Às eleições legislativas do próximo domingo na Tunísia precede um clima de terrorismo. Esta sexta-feira, seis alegados terroristas, incluindo cinco mulheres, foram mortos em confrontos com as forças de segurança. O clima de ameaça intensificou-se a dois dias do país eleger a assembleia parlamentar e avançar rumo à democracia. Uma intenção, que à semelhança do que ocorreu já noutras partes do mundo, está a potenciar a atividade de radicais islâmicos, com as autoridades a assumirem que existe a intenção de perturbar as eleições.

Depois de um impasse de mais de 24 horas, as autoridades governamentais, pela voz do ministério do Interior, anunciaram que tinha chegado ao fim o cerco a uma casa nos arredores de Tunes, onde, segundo uma denúncia, estavam escondidos dois terroristas. O balanço final não poderia ser mais sangrento: sete pessoas morreram. Seis alegados terroristas, incluindo cinco mulheres e um dos radicais inicialmente procurado. O outro e uma criança ficaram feridos com gravidade. Horas antes, um polícia tinha também perdido a vida quando os autoridades e os radicais trocaram vários tiros. 



O cerco manteve-se durante várias horas com algumas agências de informação com repórteres no local a avançarem que se tratava de um sequestro em que as mulheres e crianças estariam reféns dos terroristas. A informação não é confirmada pelo Governo que por um lado recusou considerar o incidente como um sequestro, adiantando que eram todos membros da mesma família, como por outro afirmou que as vítimas mortais eram todos terroristas.

Os relatos são imprecisos. Há informações de que as mulheres terão sido usados como escudos humanos pelos terroristas e existe a contra-informação de que uma das mulheres era esposa de um radical e que terão sido as mulheres a disparar da cozinha contra as autoridades que cercavam a habitação.

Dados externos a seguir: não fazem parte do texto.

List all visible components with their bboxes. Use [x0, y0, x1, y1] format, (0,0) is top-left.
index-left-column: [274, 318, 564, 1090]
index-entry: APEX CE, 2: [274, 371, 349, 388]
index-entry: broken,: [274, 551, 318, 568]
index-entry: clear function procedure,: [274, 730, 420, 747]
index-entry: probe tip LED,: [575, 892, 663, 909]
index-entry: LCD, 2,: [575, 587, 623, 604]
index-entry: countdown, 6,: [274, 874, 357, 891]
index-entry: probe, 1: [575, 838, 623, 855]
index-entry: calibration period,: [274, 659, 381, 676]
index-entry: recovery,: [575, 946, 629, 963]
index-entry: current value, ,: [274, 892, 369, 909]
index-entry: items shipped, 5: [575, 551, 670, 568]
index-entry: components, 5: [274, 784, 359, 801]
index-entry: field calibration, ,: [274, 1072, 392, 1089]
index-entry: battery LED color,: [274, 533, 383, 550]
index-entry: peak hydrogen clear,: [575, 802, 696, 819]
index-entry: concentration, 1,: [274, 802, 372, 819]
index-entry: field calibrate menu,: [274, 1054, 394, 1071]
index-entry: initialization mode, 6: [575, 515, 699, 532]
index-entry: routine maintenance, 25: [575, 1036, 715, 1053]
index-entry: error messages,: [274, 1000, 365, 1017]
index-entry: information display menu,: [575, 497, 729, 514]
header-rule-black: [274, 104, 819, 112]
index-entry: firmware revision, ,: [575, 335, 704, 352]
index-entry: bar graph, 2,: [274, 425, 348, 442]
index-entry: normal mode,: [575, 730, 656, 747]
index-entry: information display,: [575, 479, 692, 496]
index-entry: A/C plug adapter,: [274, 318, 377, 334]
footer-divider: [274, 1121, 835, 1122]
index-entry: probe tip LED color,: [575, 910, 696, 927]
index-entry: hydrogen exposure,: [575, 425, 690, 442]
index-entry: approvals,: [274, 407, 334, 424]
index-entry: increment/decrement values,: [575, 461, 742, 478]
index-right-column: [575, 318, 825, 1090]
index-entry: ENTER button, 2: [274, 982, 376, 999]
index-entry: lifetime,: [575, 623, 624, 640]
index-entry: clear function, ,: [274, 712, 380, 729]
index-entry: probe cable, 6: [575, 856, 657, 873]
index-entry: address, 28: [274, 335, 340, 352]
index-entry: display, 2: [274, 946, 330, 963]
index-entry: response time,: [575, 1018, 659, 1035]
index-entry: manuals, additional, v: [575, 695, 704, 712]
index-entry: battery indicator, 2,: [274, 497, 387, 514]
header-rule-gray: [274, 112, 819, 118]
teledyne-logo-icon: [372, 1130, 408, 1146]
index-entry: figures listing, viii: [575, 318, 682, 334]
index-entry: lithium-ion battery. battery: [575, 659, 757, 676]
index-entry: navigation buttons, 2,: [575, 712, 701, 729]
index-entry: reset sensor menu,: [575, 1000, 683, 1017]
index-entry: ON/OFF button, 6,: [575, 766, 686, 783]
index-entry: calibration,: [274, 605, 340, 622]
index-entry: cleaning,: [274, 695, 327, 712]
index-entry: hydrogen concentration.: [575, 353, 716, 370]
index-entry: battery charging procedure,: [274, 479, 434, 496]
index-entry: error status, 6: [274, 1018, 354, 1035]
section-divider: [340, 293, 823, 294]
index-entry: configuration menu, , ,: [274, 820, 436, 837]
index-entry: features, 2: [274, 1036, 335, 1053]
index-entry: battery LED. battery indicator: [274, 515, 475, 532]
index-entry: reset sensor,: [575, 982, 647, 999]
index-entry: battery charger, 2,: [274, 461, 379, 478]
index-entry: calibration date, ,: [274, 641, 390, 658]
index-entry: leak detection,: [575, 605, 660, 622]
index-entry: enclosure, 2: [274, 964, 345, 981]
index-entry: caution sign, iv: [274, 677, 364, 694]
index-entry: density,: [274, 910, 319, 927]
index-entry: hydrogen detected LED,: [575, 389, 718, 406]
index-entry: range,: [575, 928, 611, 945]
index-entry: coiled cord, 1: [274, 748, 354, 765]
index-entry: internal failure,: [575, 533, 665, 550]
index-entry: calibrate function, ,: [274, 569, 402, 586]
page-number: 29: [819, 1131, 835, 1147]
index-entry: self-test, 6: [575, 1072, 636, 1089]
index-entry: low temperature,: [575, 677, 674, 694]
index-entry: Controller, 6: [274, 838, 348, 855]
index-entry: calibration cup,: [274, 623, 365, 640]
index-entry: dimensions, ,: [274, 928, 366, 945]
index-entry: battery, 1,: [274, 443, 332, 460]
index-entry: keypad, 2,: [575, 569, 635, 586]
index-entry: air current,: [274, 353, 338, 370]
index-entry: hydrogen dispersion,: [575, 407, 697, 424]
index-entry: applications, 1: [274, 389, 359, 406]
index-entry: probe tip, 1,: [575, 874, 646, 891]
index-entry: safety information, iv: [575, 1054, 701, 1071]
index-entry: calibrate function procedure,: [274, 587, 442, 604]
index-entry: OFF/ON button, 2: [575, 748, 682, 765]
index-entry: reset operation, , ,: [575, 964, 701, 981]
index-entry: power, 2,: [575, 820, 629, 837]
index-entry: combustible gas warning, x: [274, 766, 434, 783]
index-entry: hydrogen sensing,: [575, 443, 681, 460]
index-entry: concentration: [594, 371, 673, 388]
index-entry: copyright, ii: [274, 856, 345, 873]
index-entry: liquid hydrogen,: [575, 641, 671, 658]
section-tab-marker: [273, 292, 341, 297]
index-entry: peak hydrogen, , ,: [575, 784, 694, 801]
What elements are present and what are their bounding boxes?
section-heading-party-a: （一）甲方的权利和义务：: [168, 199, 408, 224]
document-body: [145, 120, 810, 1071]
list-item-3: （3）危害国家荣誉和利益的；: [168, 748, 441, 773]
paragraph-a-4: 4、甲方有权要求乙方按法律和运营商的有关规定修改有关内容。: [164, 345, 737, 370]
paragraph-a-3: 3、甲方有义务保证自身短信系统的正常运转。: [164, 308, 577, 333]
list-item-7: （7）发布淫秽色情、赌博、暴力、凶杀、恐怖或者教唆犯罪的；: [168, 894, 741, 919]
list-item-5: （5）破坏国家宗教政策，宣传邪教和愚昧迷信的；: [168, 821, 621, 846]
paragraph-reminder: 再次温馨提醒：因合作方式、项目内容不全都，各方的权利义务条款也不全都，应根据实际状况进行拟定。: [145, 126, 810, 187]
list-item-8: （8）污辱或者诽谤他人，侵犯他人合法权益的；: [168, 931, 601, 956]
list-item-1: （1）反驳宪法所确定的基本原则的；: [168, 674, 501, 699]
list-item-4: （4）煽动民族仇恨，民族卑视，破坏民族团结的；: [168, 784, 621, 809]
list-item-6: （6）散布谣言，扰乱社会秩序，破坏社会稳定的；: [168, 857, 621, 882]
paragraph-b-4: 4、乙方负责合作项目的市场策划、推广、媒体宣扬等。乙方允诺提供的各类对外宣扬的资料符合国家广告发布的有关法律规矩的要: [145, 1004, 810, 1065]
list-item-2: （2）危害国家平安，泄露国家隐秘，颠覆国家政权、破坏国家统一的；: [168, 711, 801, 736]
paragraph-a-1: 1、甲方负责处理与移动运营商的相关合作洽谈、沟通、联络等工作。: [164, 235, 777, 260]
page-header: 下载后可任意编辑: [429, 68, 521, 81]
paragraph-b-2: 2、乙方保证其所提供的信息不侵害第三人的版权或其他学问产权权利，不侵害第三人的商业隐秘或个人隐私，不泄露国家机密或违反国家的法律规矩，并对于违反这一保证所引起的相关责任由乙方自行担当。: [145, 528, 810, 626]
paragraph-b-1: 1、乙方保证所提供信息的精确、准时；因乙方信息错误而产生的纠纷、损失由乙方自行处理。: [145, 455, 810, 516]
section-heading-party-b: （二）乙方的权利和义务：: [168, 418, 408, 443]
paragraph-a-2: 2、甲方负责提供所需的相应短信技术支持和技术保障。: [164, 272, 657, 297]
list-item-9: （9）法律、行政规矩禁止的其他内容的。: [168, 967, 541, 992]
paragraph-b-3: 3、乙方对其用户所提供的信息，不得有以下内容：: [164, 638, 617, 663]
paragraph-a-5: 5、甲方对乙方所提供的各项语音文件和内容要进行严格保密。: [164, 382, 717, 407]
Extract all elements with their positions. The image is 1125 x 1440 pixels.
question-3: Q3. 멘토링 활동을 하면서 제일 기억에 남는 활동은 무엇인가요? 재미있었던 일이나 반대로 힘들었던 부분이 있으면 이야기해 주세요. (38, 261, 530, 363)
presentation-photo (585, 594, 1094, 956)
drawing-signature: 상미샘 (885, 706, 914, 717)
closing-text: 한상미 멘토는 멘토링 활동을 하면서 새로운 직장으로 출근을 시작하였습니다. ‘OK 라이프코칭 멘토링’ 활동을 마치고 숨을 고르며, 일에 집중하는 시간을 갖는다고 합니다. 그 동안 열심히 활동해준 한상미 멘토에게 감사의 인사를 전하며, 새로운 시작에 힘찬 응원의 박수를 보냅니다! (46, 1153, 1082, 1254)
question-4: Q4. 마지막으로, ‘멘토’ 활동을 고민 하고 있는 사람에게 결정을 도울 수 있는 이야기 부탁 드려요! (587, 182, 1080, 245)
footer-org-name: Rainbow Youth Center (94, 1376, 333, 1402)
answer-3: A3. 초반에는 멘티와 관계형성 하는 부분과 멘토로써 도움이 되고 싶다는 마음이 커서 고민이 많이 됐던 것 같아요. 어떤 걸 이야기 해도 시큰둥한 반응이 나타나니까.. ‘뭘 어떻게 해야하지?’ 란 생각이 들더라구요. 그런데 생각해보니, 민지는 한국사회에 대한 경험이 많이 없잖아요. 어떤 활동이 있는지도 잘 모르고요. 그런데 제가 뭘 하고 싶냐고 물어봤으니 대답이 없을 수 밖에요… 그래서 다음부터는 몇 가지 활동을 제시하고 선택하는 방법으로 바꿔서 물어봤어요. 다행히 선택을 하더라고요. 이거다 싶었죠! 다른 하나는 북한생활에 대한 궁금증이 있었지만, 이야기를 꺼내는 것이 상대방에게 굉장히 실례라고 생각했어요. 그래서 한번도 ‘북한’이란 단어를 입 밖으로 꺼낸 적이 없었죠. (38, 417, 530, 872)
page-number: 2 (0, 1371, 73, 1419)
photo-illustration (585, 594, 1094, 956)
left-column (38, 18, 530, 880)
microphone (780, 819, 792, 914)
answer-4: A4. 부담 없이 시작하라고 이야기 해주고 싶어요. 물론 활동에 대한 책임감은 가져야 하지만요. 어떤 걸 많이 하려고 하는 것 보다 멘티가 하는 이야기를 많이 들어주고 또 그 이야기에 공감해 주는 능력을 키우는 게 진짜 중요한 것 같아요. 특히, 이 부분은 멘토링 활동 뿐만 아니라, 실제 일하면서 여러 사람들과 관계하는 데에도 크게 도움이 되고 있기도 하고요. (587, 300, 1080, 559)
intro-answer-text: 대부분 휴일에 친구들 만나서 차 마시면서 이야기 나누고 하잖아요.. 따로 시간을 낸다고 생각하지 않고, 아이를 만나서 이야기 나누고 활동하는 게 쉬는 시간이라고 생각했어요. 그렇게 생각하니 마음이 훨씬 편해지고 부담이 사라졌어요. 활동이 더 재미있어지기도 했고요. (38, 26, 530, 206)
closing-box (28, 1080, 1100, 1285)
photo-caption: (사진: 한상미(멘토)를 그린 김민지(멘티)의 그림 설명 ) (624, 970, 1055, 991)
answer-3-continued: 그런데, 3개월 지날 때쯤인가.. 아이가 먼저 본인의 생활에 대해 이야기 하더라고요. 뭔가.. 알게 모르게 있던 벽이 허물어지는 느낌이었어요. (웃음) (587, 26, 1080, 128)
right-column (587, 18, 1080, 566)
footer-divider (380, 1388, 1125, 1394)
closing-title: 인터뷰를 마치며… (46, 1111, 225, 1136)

Segundo o Governo, na versão oficial, as forças de segurança chegaram ao local depois da detenção de dois outros terroristas, após um confronto em Kébili, 500 km a sul de Tunes, durante o qual um outro polícia foi morto, adiantou à AFP o porta-voz do ministro do Interior, Mohamed Ali Aroui. A «dica» indicava que os radicais estavam escondidos na casa e teriam como intenção algum boicote às eleições de domingo.

Numa fase inicial, as autoridades ainda tentaram negociar e afirmaram mesmo que estavam a evitar «tomar de assalto» a casa, dada a presença de mulheres e crianças. No entanto, e cerca de 24 horas depois, as autoridades acabaram por entrar a força na habitação e terminaram o impasse de forma sangrenta.

A Tunísia tem lutado para controlar os radicais radicais e jihadistas que se opõem à transição democrática depois da queda, em 2011, de Zine el-Abidine Ben Ali, o ditador que governou o país desde 1987, depois de ter chegado ao poder através de um golpe de Estado. Ben Ali acabou por cair da cadeira do poder em consequência dos protestos em 2010- 2011, intitulados como a Revolução Jasmim. O ditador foi condenado por vários crimes no país, mas está exilado na Arábia Saudita. 



A Tunísia vê-se assim «obrigada» a reprimir e controlar «os descendentes» de Ben Ali em vésperas de eleições, assumindo um discurso de que há a intenção dos radicais em comprometer as eleições.
A segurança e o desenvolvimento económico são as principais preocupações dos eleitores que esperam que a eleição consolide a democracia no país depois de anos de disputas que quase inviabilizaram o processo de transição.

Assim, a Tunísia fechou nesta quinta-feira as fronteiras com a Líbia como medida preventiva de segurança, tentando que conter os militantes islâmicos e fações armadas vizinhas de alimentarem o clima de instabilidade no país.